Evan Jones, owner and IT chief of interactive production company Stitch Media, located in Toronto and Halifax, Nova Scotia, is also concerned about cloud security. "It's a scary concept when you just hand all of your important company data over to a third party," he says.
Like a growing number of IT managers, both Flax and Jones are beginning to realize that cloud computing doesn't offer companies a free ride when it comes to security . A Gartner report released last year identified concerns about risks in several areas, such as data privacy and integrity and compliance management, that should give pause to anyone thinking about rushing into cloud computing.
"Enterprises, particularly those in regulated industries, need to weigh both the business benefits and risks of cloud computing services," warns Jay Heiser, a Gartner analyst.
One of cloud computing's biggest risks arises from its very nature: It allows data to be sent and stored just about anywhere -- even divided among locations around the world. While data dispersion helps give cloud computing a cost and performance edge, the downside is that business information can land in storage systems in locales where privacy laws are loose or even nonexistent.
Flax, who is using Salesforce.com's Force.com platform to automate Cowen's global sales systems, says the best way to ensure that data steers clear of risky destinations is to work with a cloud vendor that is a public company and is therefore required by law to disclose how it manages information.
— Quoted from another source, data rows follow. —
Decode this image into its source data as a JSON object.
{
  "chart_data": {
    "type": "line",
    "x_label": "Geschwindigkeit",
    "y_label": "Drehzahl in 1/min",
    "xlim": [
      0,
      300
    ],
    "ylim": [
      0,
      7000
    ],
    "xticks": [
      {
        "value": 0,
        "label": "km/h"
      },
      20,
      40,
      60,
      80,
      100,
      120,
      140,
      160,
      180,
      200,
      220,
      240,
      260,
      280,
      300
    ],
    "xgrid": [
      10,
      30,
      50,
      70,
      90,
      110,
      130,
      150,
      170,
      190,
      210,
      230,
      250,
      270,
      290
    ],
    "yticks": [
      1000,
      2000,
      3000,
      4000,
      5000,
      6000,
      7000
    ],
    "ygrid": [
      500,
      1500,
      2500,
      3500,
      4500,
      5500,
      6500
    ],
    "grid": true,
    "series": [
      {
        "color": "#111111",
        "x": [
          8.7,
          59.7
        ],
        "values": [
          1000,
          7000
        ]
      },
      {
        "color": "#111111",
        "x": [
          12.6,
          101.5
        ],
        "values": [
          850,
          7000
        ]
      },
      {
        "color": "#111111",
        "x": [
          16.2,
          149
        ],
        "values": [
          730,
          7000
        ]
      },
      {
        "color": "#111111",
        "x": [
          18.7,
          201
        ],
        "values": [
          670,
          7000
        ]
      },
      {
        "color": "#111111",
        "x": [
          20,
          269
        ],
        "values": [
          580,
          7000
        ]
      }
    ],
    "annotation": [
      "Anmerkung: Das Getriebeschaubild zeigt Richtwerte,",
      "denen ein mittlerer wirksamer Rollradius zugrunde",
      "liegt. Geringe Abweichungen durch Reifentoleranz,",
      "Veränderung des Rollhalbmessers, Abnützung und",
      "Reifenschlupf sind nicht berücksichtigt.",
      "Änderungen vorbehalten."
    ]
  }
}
Salesforce.com is publicly traded, and "as a result, we have a sense of comfort that there are strict processes and guidelines around the management of their data centers," Flax says. "We know our data is in the US, and we have a report on the very data centers that we're talking about."
Agora Games, a company that builds Web communities for video game players, currently has no say on the matter of where its cloud computing provider, Terremark Worldwide, hosts its data and applications. But that will be changing in the near future, says Brian Corrigan, Agora's chief technology officer.